Beng had a grandiose concept of the university as the centre of intellectual activities where great minds met and expanded. But this grandiose concept was badly shaken in the first few weeks of his university life. He found most of the lectures dry and boring. Except a few outstanding rare breeds who really taught and inspired, most others literally dictated notes over their students' heads, and the sheepish students slavishly took them down word by word. But Beng refused to let boring lectures dull him. He amused himself with outlandish thoughts.

"Why can't lecturers cyclostyle their notes and give them to their students if they have to give notes? Surely it's more effective and economical than taking notes verbatim. But then the lecturers would have nothing to pass the time with," Beng mused to himself. "Tutorials are equally disappointing. What's happened to intellectual discussions, the expansion of the mind?" Beng demanded.

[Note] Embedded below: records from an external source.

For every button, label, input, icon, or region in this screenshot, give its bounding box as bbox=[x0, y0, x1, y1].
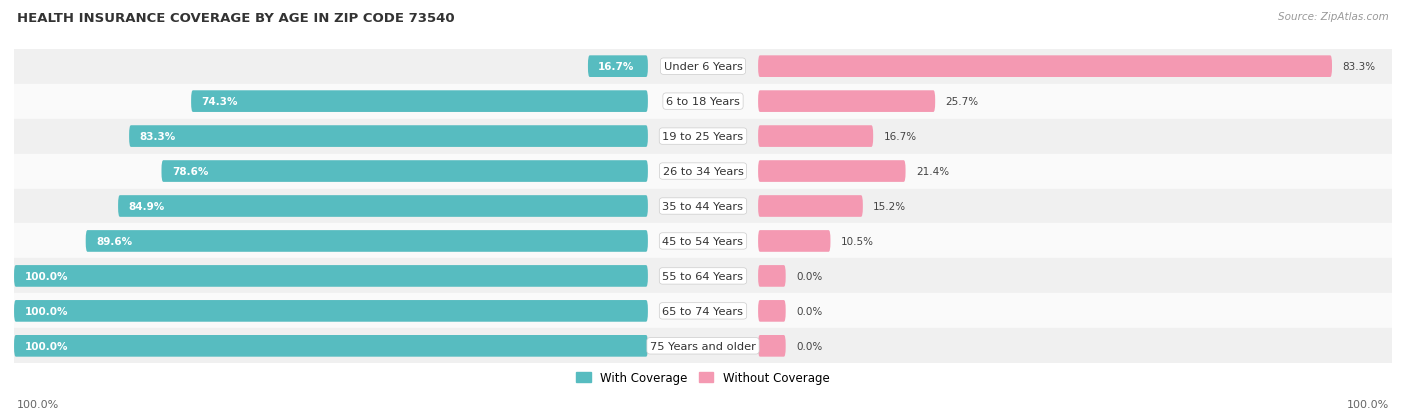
FancyBboxPatch shape bbox=[758, 126, 873, 147]
FancyBboxPatch shape bbox=[162, 161, 648, 183]
Text: 15.2%: 15.2% bbox=[873, 202, 907, 211]
Bar bbox=[14, 84, 1392, 119]
Bar bbox=[14, 189, 1392, 224]
FancyBboxPatch shape bbox=[758, 196, 863, 217]
Text: 25.7%: 25.7% bbox=[945, 97, 979, 107]
Bar bbox=[14, 224, 1392, 259]
Text: 100.0%: 100.0% bbox=[24, 341, 67, 351]
FancyBboxPatch shape bbox=[118, 196, 648, 217]
Text: 74.3%: 74.3% bbox=[201, 97, 238, 107]
Text: Under 6 Years: Under 6 Years bbox=[664, 62, 742, 72]
Text: 78.6%: 78.6% bbox=[172, 166, 208, 177]
Text: 6 to 18 Years: 6 to 18 Years bbox=[666, 97, 740, 107]
FancyBboxPatch shape bbox=[86, 230, 648, 252]
Text: 89.6%: 89.6% bbox=[96, 236, 132, 247]
Text: 75 Years and older: 75 Years and older bbox=[650, 341, 756, 351]
Text: 100.0%: 100.0% bbox=[1347, 399, 1389, 409]
Text: 21.4%: 21.4% bbox=[915, 166, 949, 177]
FancyBboxPatch shape bbox=[758, 266, 786, 287]
Bar bbox=[14, 294, 1392, 329]
Text: 100.0%: 100.0% bbox=[24, 306, 67, 316]
FancyBboxPatch shape bbox=[758, 335, 786, 357]
Text: Source: ZipAtlas.com: Source: ZipAtlas.com bbox=[1278, 12, 1389, 22]
FancyBboxPatch shape bbox=[758, 300, 786, 322]
FancyBboxPatch shape bbox=[129, 126, 648, 147]
Text: 0.0%: 0.0% bbox=[796, 341, 823, 351]
Text: 84.9%: 84.9% bbox=[128, 202, 165, 211]
Text: 0.0%: 0.0% bbox=[796, 306, 823, 316]
Bar bbox=[14, 259, 1392, 294]
Text: 55 to 64 Years: 55 to 64 Years bbox=[662, 271, 744, 281]
Text: 35 to 44 Years: 35 to 44 Years bbox=[662, 202, 744, 211]
Text: 16.7%: 16.7% bbox=[599, 62, 634, 72]
Text: 26 to 34 Years: 26 to 34 Years bbox=[662, 166, 744, 177]
Text: 45 to 54 Years: 45 to 54 Years bbox=[662, 236, 744, 247]
FancyBboxPatch shape bbox=[14, 266, 648, 287]
FancyBboxPatch shape bbox=[191, 91, 648, 113]
Bar bbox=[14, 119, 1392, 154]
Text: 65 to 74 Years: 65 to 74 Years bbox=[662, 306, 744, 316]
Bar bbox=[14, 329, 1392, 363]
Text: 100.0%: 100.0% bbox=[24, 271, 67, 281]
Text: 83.3%: 83.3% bbox=[1343, 62, 1375, 72]
FancyBboxPatch shape bbox=[758, 56, 1331, 78]
FancyBboxPatch shape bbox=[14, 335, 648, 357]
Text: 83.3%: 83.3% bbox=[139, 132, 176, 142]
Text: 16.7%: 16.7% bbox=[883, 132, 917, 142]
FancyBboxPatch shape bbox=[758, 161, 905, 183]
FancyBboxPatch shape bbox=[588, 56, 648, 78]
Text: 100.0%: 100.0% bbox=[17, 399, 59, 409]
Bar bbox=[14, 50, 1392, 84]
Text: 0.0%: 0.0% bbox=[796, 271, 823, 281]
FancyBboxPatch shape bbox=[758, 230, 831, 252]
Legend: With Coverage, Without Coverage: With Coverage, Without Coverage bbox=[572, 367, 834, 389]
Text: HEALTH INSURANCE COVERAGE BY AGE IN ZIP CODE 73540: HEALTH INSURANCE COVERAGE BY AGE IN ZIP … bbox=[17, 12, 454, 25]
Text: 19 to 25 Years: 19 to 25 Years bbox=[662, 132, 744, 142]
FancyBboxPatch shape bbox=[758, 91, 935, 113]
FancyBboxPatch shape bbox=[14, 300, 648, 322]
Bar bbox=[14, 154, 1392, 189]
Text: 10.5%: 10.5% bbox=[841, 236, 873, 247]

Despite these setbacks, Beng's life at the university was rewarding. He never forgot his self-set mission to search for that something to make his life meaningful. At first he searched for mermaids and sea-dragons, singing waves and whispering trees, and though for some time these did fill him with some intense nostalgic feeling of childhood bliss that stirred deeply inside his heart, nevertheless they were not compelling enough to convince him that they were the answer he was looking for. Then he met Alice, a pretty girl who also read literature in his class.

In Alice' eyes, Beng fancied he found life's meaning; in her bewitching smile, life's joy; in her soft-spoken words, life's comfort and assurances; and in her every single movement, life's poetic expression. How he appreciated and love every moment he was with her, walking down a canopied path together towards a lecture hall, never talking yet actually communicating; or merely sitting silently in a library corner facing her, holding her little hands, looking into her misty eyes, and reading messages off them. Life indeed was wonderful and godly.